Comment 8 for bug 1860013

Revision history for this message
dann frazier (dannf) wrote :

I attempted to bisect this, using the following process:
  - Run the kernel-build-reboot-loop test on 3 machines in parallel
    I used 2 CRB1S systems (anuchin, bestovius) and 1 R120-T33 (seidel)
  - If any machine crashes w/ the parity error message, consider it failed
  - If all machines survive over night, consider it "OK".

Unfortunately, the commit it landed on looks bogus:

# first bad commit: [852643165aea0999bb862b36511c5b9f6b11449f] fs//binfmt_elf.c: move variables initialization closer to their usage
(Reverse bisect - this would in theory be the commit that *fixed* it)

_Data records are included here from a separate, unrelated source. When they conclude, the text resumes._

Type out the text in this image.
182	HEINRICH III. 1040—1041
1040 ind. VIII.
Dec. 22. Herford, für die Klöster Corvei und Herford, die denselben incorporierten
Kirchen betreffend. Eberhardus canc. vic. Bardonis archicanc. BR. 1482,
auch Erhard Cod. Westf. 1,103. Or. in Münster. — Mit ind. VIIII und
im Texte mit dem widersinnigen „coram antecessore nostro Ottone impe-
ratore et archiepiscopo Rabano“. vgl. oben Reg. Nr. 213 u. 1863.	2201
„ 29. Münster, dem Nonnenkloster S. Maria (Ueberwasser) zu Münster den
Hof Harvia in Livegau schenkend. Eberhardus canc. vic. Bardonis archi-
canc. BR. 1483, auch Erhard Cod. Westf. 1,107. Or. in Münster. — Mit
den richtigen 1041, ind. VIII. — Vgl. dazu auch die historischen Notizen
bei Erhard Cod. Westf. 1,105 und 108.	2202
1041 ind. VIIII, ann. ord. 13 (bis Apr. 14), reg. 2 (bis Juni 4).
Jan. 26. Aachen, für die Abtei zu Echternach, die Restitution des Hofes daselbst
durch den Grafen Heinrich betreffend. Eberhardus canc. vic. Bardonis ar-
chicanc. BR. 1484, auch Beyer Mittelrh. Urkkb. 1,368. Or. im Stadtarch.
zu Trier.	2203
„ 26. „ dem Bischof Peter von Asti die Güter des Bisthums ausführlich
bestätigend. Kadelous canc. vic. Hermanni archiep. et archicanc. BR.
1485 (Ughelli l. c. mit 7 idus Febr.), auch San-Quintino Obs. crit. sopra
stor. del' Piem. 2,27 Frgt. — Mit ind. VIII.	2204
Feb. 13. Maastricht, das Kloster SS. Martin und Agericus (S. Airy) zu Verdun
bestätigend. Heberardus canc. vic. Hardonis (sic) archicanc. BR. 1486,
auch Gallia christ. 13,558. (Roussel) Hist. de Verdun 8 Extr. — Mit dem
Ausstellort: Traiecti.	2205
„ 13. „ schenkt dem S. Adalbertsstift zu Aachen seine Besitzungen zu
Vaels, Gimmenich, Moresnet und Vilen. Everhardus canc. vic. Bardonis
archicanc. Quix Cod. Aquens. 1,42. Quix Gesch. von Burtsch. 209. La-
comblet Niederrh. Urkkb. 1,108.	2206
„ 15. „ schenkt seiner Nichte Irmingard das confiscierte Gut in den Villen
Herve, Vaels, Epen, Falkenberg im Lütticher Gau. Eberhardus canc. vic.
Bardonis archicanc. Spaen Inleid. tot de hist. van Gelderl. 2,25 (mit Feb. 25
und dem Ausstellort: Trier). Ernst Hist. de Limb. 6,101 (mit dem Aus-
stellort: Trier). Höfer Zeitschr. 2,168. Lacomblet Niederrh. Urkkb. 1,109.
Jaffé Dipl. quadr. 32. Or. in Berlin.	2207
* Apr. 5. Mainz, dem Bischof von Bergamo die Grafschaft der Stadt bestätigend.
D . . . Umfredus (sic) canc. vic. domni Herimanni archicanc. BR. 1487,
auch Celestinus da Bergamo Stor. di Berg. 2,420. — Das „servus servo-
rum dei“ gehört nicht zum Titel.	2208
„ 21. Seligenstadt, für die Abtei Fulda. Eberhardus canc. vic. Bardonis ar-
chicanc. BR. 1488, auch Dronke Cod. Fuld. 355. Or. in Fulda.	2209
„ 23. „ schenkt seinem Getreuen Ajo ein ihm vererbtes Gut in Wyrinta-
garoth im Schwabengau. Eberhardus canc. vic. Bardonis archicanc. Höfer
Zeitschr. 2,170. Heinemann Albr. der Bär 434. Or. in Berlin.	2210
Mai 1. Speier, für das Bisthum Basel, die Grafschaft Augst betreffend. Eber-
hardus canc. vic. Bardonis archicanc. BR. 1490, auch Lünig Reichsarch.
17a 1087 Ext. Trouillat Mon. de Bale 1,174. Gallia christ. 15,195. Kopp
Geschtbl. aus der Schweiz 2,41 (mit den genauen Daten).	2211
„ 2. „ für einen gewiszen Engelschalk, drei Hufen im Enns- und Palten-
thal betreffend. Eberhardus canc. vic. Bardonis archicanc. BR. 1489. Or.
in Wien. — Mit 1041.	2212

Just in case, I tried reverting that commit from 5.5-rc6. As noted in comment #2, 5.5-rc6 seems immune to this problem. Reverting the commit didn't change that - 5.5-rc6 still survived over night.

Note: Of the 3 systems, anuchin was usually the one that failed during the bisect. It could be that this is a generic hw issue, and anuchin is just more severely impacted than the others. It could also be that this symptom can be caused by both a sw and a hw issue, and anuchin is impacted by the hw part, making it a bad choice for a bisect. Either way, bisection seems like a poor strategy for identifying the issue.